Reeh

The Book of Deuteronomy emphasizes that worship in general, and the sacrifices in particular, can no longer be performed in sanctuaries throughout the land, but must instead be centralized and moved to one location.  That location will later become Jerusalem and its Temple.  “When you cross the Jordan and settle in the land that the Lord your God is allotting to you, and He grants you safety from all your enemies around you and you live in security, then you must bring everything that I command you to the site where the Lord your God will choose to establish His name: your burnt offerings and other sacrifices…” (Deuteronomy 12: 10-11)

Why would the one God need to be confined to this one place?  Moreover, how can God be confined to one location?  Historians and scholars have puzzled over this law, frequently repeated throughout Deuteronomy.  Biblical scholars suggest that the reasons for this law are political.  In their view it was written during a time when Israel’s leaders wanted to centralize worship, and power, in the capital.  Moses Maimonides, on the other hand, argues that sacrifice is an inferior form of worship.  Prayer is therefore the ideal.  Over time Jewish law works to limit sacrifice.  Deuteronomy is therefore a step in this educational process.  Before eliminating sacrifice entirely, it is limited and confined to Jerusalem's Temple.  Sacrifices can only be performed in this one location.

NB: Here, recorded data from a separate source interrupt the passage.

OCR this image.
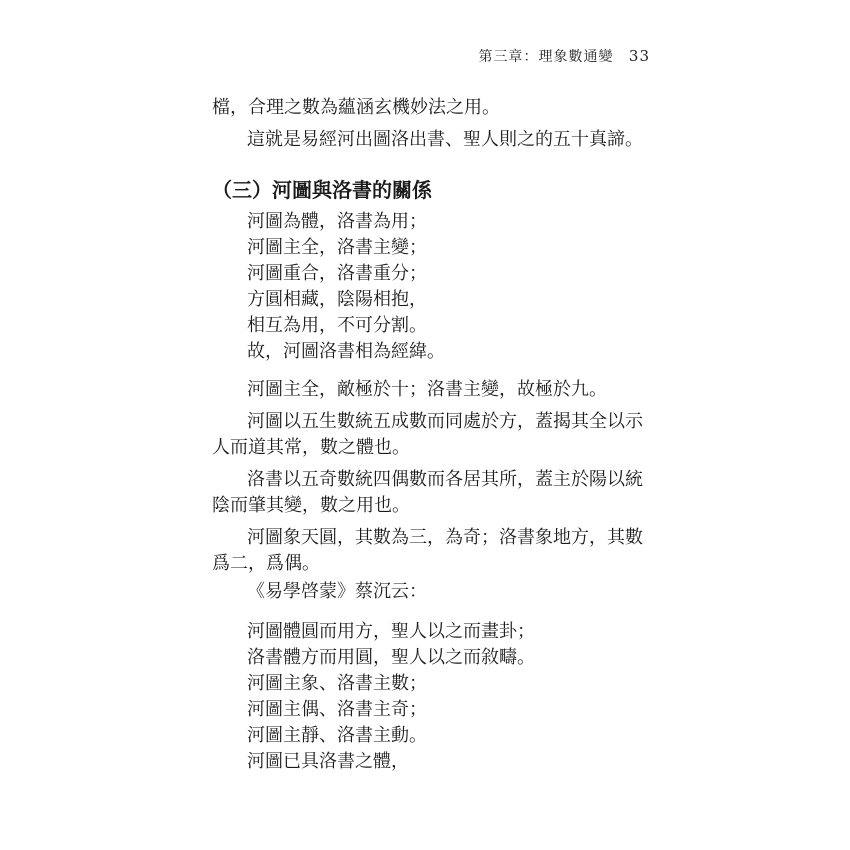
第三章：理象數通變 33
（三）河圖與洛書的關係
檔，合理之數為蘊涵玄機妙法之用。
這就是易經河出圖洛出書、聖人則之的五十真諦。
河圖為體，洛書為用；
河圖主全，洛書主變；
河圖重合，洛書重分；
方圓相藏，陰陽相抱，
相互為用，不可分割。
故，河圖洛書相為經緯。
河圖主全，敵極於十；洛書主變，故極於九。
河圖以五生數統五成數而同處於方，蓋揭其全以示
人而道其常，數之體也。
洛書以五奇數統四偶數而各居其所，蓋主於陽以統
陰而肇其變，數之用也。
河圖象天圓，其數為三，為奇；洛書象地方，其數
爲二，爲偶。
《易學啓蒙》蔡沉云：
河圖體圓而用方，聖人以之而畫卦；
洛書體方而用圓，聖人以之而敘疇。
河圖主象、洛書主數；
河圖主偶、洛書主奇；
河圖主靜、洛書主動。
河圖已具洛書之體，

Sefer HaHinnukh, a medieval commentary, offers an interesting explanation.  It suggests that a sanctuary can only inspire people if it is unique and unparalleled.  When we can do something anywhere and everywhere it loses its power and grip over our lives.  This is of course why the Western Wall is such a powerful place and why it holds greater meaning to far more Diaspora Jews than Israeli Jews.  For us it is a place of pilgrimage.  Because we can only visit it infrequently it gains power.      

Yet, with the destruction of the Temple in the second century, Judaism became purposefully decentralized.  Many rituals were moved to the home.  Each and every home became a sanctuary and is called by our tradition, mikdash maat, a small sanctuary.  The sanctuary became not so much about location but instead about experience.  Place became secondary to time.  This is how Judaism remains.  We mark as holy, days. 
    
The Israeli songwriters Eli Mohar and Yoni Rechter capture this sentiment when singing about Tel Aviv, a city that a mere 100 years ago was only a patch of sand. 

My God—here we have no Wall, only the sea.
But since you seem to be everywhere
you must be here too.
So when I walk here along the beach
I know that you are with me
and it feels good.
And when I see a tourist
beautiful and tanned
I look at her not only for myself, but also for you
because I know that you are in me
just as I am in you
and maybe I was created
so that from within me you can see
the world you created
with new eyes.

In Tel Aviv there are no ancient walls.  And yet this city is also holy becomes it teems with renewed Jewish life.  Thus, wherever we might find ourselves we mark Shabbat as holy.  This is why the Sabbath day is called by Abraham Joshua Heschel, a sanctuary in time.